Maurice Crul is a professor of Sociology at the VU University in Amsterdam and the Erasmus University in Rotterdam. His most recent books include The Changing Face of World Cities co-authored with John Mollenkopf and Superdiversity. A New Vision on Integration. He is international chair of the IMISCOE network. Last year he was a distinguished guest professor at the Advanced Research Collaborative of CUNY in New York.

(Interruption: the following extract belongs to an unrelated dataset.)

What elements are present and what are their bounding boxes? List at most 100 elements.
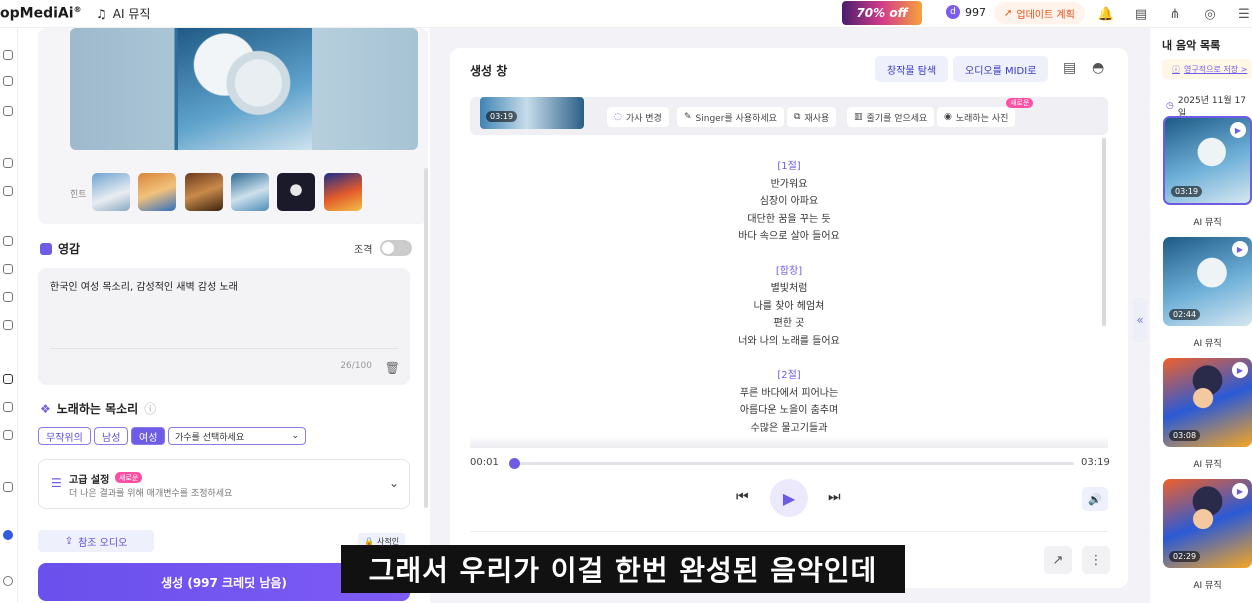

Stefan Lindemann is currently Sector Economist for Peace and Security at KfW Development Bank and an Associate Research Fellow at the GIGA Institute of African Affairs. He was previously a Research Fellow at the Max Planck Institute for the Study of Religious and Ethnic Diversity and an Associate Lecturer at the Department of Political Science of the Georg-August-Universität Göttingen. He holds a PhD in Development Studies from the London School of Economics and Political Science (LSE) and a German-French Double Master in Political Science from the Freie Universität Berlin and the Institut d’Etudes Politiques de Paris (IEP). Stefan is interested in a broad range of peace and security related issues, with a particular focus on ethnic armed conflict. His work has been published in journals such as African Affairs, Commonwealth & Comparative Politics, Third World Quarterly, Conflict, Security & Development, and Global Environmental Politics, among others.
Charles Husband is Professor of Social Analysis at the University of Bradford. Jörg Hüttermann is Research Fellow at the Max Planck Institute for the Study of Religious and Ethnic Diversity (MMG), Department of Socio-Cultural Diversity, Göttingen.
Suzanne Hall is an urban ethnographer, and has practised as an architect in South Africa. She is an Assistant Professor in the Department of Sociology and Researcher at LSE Cities, London School of Economics and Political Science. Her research and teaching interests are foregrounded in local formations of global urbanisation, particularly, urban migration and migrant mico-economies, urban multiculture and civility, ethnography and visual methods. She currently leads a research project on ‘Ordinary Streets’, focusing on migrant economies and urban space.
Alison Dundes Renteln is Professor of Political Science at the University of Southern California where she teaches Law and Public Policy with an emphasis on international law and human rights. She holds joint appointments in Anthropology, the Price School of Public Policy, and the Gould School of Law. A graduate of Harvard (History and Literature), she has a Ph.D. in Jurisprudence and Social Policy from the University of California, Berkeley and a J.D. from the USC Gould School of Law. She has served as Director of the Jesse Unruh Institute of Politics, Vice-Chair, and Chair of the Department of Political Science. In 2005 she received the USC Associates Award for Excellence in Teaching (campus-wide). In Fall 2013 was a fellow at the Center for Advanced Study in the Behavioral Sciences at Stanford University where she conducted research on incentives for civic engagement including the legal duty to rescue. In Spring 2014 she will be a Human Rights Fellow at the School of Advanced Study at the University of London.
Oliver Bakewell is Co-Director and James Martin Fellow at the International Migration Institute (IMI), University of Oxford. His current research focuses on migration, diasporas and global development; social theory and migration; African migration and borderlands. He holds a PhD and MSc in Development Studies and a BA in Mathematics.